Three-dimensional mesoscale modelling of the compressive behaviors of coral sand

This paper develops a novel three-dimensional (3D) mesoscale modelling approach to study the mechanical responses of coral sands under quasi-static and dynamic compressive loading. A series of algorithms were developed to generate the 3D random particle models with controllable shape and size configurations to simulate the coral sands with random shape characteristics. Subsequently, a new compaction algorithm combining the gravity action and mechanical motion of particle models was proposed to create the 3D sand particulate system with various particle gradations. Using the 3D unstructured meshing algorithm, the finite element model of particulate system was obtained.
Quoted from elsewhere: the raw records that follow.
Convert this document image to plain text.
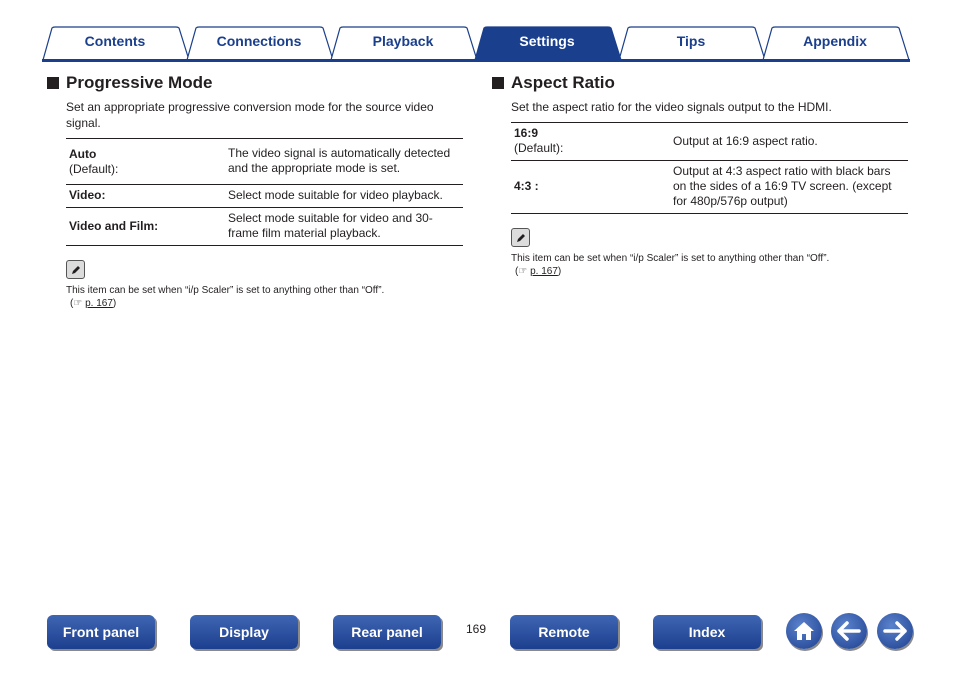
Contents	Connections	Playback	Tips	Appendix
Settings
Progressive Mode
Set an appropriate progressive conversion mode for the source video signal.
Auto
(Default):	The video signal is automatically detected and the appropriate mode is set.
Video:	Select mode suitable for video playback.
Video and Film:	Select mode suitable for video and 30-frame film material playback.
This item can be set when “i/p Scaler” is set to anything other than “Off”.
(☞ p. 167)
Aspect Ratio
Set the aspect ratio for the video signals output to the HDMI.
16:9
(Default):	Output at 16:9 aspect ratio.
4:3 :	Output at 4:3 aspect ratio with black bars on the sides of a 16:9 TV screen. (except for 480p/576p output)
This item can be set when “i/p Scaler” is set to anything other than “Off”.
(☞ p. 167)
Front panel	Display	Rear panel	169	Remote	Index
Finally, the quasi-static and dynamic compressive behaviors of coral sands were numerically investigated in terms of the axial/lateral stress-strain curves, the mesoscopic deformation processes, and the particle breakage patterns. The results indicate that there are obvious differences in the stress-strain curves and deformation modes of coral sands under quasi-static and dynamic compression loads. Through the explicit simulation and quantitative analysis on the deformation process and particle breakage of coral sands, the grain-level responses and failure mechanisms of coral sands under different loading conditions were fully understood. Above all, it was demonstrated that the developed 3D mesoscale model has a significant feasibility in simulating and analyzing the mechanical properties of sand particulate system.